Every week, day, hour – minutes now – Journalism is the story of David and Goliath, of Sinbad, Paul Bunyan, of Jackie Robinson and the Lord of the Rings.

It’s H.L. Mencken covering the Scopes trial, William Allen White writing a heart-breaking obit of his daughter, Grantland Rice describing the Army-Notre Dame game with the Four Horsemen – “Outlined against a blue, gray October sky …” – Ernie Pyle filing from World War II’s “worm’s eye view,” and John Hersey reporting from the ruins of Hiroshima.

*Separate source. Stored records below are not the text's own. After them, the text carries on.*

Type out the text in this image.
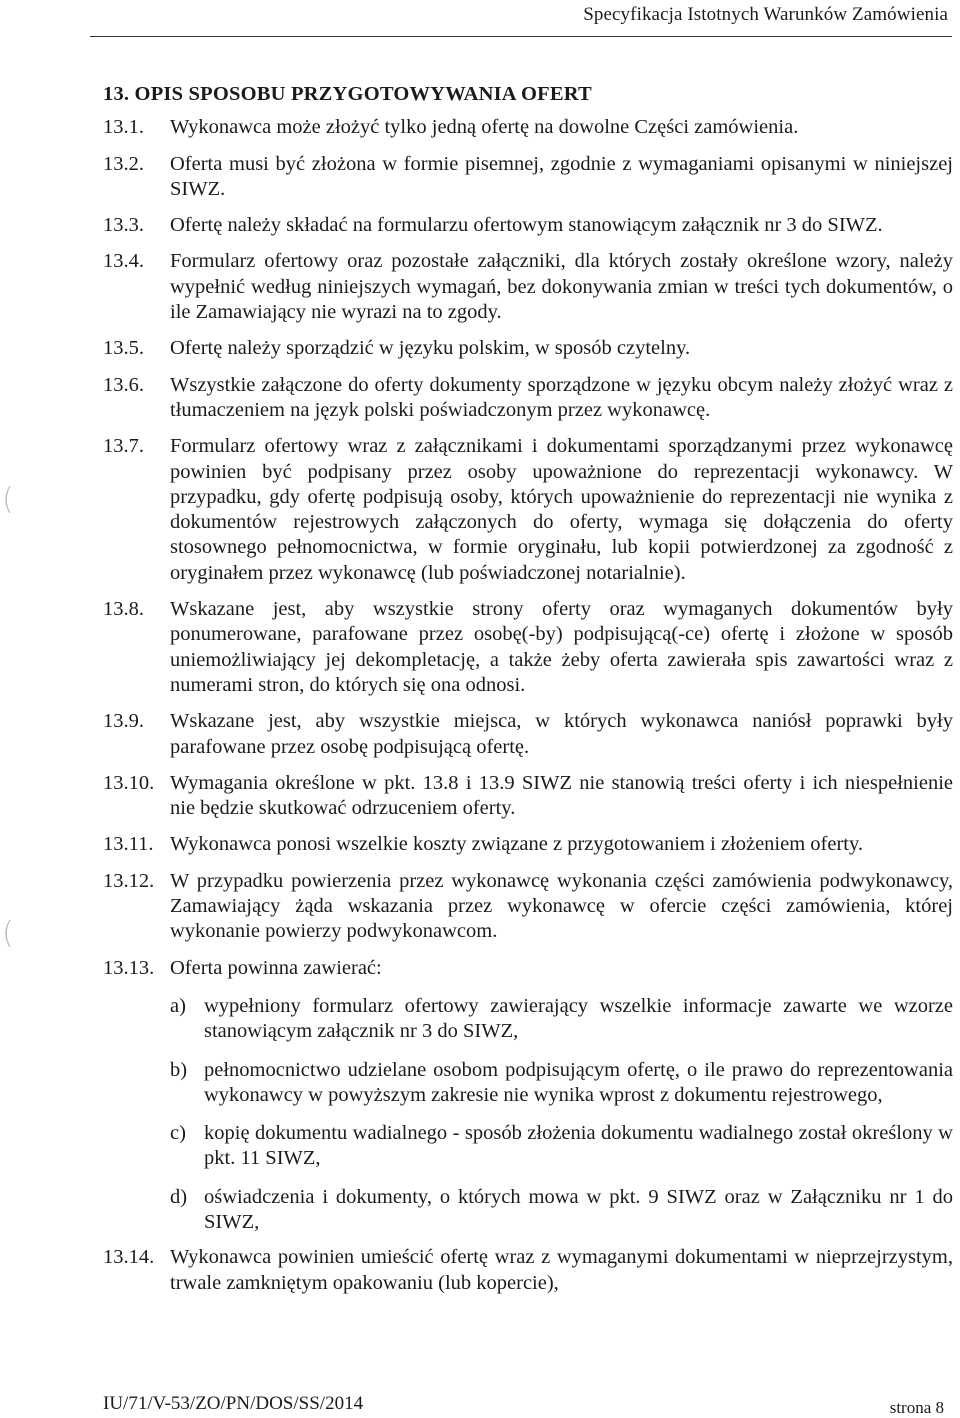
Specyfikacja Istotnych Warunków Zamówienia
(
(
13. OPIS SPOSOBU PRZYGOTOWYWANIA OFERT
13.1.	Wykonawca może złożyć tylko jedną ofertę na dowolne Części zamówienia.
13.2.	Oferta musi być złożona w formie pisemnej, zgodnie z wymaganiami opisanymi w niniejszej SIWZ.
13.3.	Ofertę należy składać na formularzu ofertowym stanowiącym załącznik nr 3 do SIWZ.
13.4.	Formularz ofertowy oraz pozostałe załączniki, dla których zostały określone wzory, należy wypełnić według niniejszych wymagań, bez dokonywania zmian w treści tych dokumentów, o ile Zamawiający nie wyrazi na to zgody.
13.5.	Ofertę należy sporządzić w języku polskim, w sposób czytelny.
13.6.	Wszystkie załączone do oferty dokumenty sporządzone w języku obcym należy złożyć wraz z tłumaczeniem na język polski poświadczonym przez wykonawcę.
13.7.	Formularz ofertowy wraz z załącznikami i dokumentami sporządzanymi przez wykonawcę powinien być podpisany przez osoby upoważnione do reprezentacji wykonawcy. W przypadku, gdy ofertę podpisują osoby, których upoważnienie do reprezentacji nie wynika z dokumentów rejestrowych załączonych do oferty, wymaga się dołączenia do oferty stosownego pełnomocnictwa, w formie oryginału, lub kopii potwierdzonej za zgodność z oryginałem przez wykonawcę (lub poświadczonej notarialnie).
13.8.	Wskazane jest, aby wszystkie strony oferty oraz wymaganych dokumentów były ponumerowane, parafowane przez osobę(-by) podpisującą(-ce) ofertę i złożone w sposób uniemożliwiający jej dekompletację, a także żeby oferta zawierała spis zawartości wraz z numerami stron, do których się ona odnosi.
13.9.	Wskazane jest, aby wszystkie miejsca, w których wykonawca naniósł poprawki były parafowane przez osobę podpisującą ofertę.
13.10. Wymagania określone w pkt. 13.8 i 13.9 SIWZ nie stanowią treści oferty i ich niespełnienie nie będzie skutkować odrzuceniem oferty.
13.11. Wykonawca ponosi wszelkie koszty związane z przygotowaniem i złożeniem oferty.
13.12. W przypadku powierzenia przez wykonawcę wykonania części zamówienia podwykonawcy, Zamawiający żąda wskazania przez wykonawcę w ofercie części zamówienia, której wykonanie powierzy podwykonawcom.
13.13. Oferta powinna zawierać:
a) wypełniony formularz ofertowy zawierający wszelkie informacje zawarte we wzorze stanowiącym załącznik nr 3 do SIWZ,
b) pełnomocnictwo udzielane osobom podpisującym ofertę, o ile prawo do reprezentowania wykonawcy w powyższym zakresie nie wynika wprost z dokumentu rejestrowego,
c) kopię dokumentu wadialnego - sposób złożenia dokumentu wadialnego został określony w pkt. 11 SIWZ,
d) oświadczenia i dokumenty, o których mowa w pkt. 9 SIWZ oraz w Załączniku nr 1 do SIWZ,
13.14. Wykonawca powinien umieścić ofertę wraz z wymaganymi dokumentami w nieprzejrzystym, trwale zamkniętym opakowaniu (lub kopercie),
IU/71/V-53/ZO/PN/DOS/SS/2014	strona 8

Journalism is not a job description, it’s said. It’s a diagnosis.

This diagnosis is a trade for democracy, for America, this Journalism.

Through the centuries, Journalism has extended from James Boswell and Ambrose Bierce, plus the many nameless reporters at innumerable statehouses, cop shops and press boxes, through Marvel Cooke, Joe Galloway, Gene Roberts, Pete Hamill and Amy Goodman. Journalism is Reuters and Rolling Stone, Clarence Page and the AP, Red Smith and Daniel Pearl.

Sacrifices were made, lives given for Journalism. Don’t disgrace it; celebrate.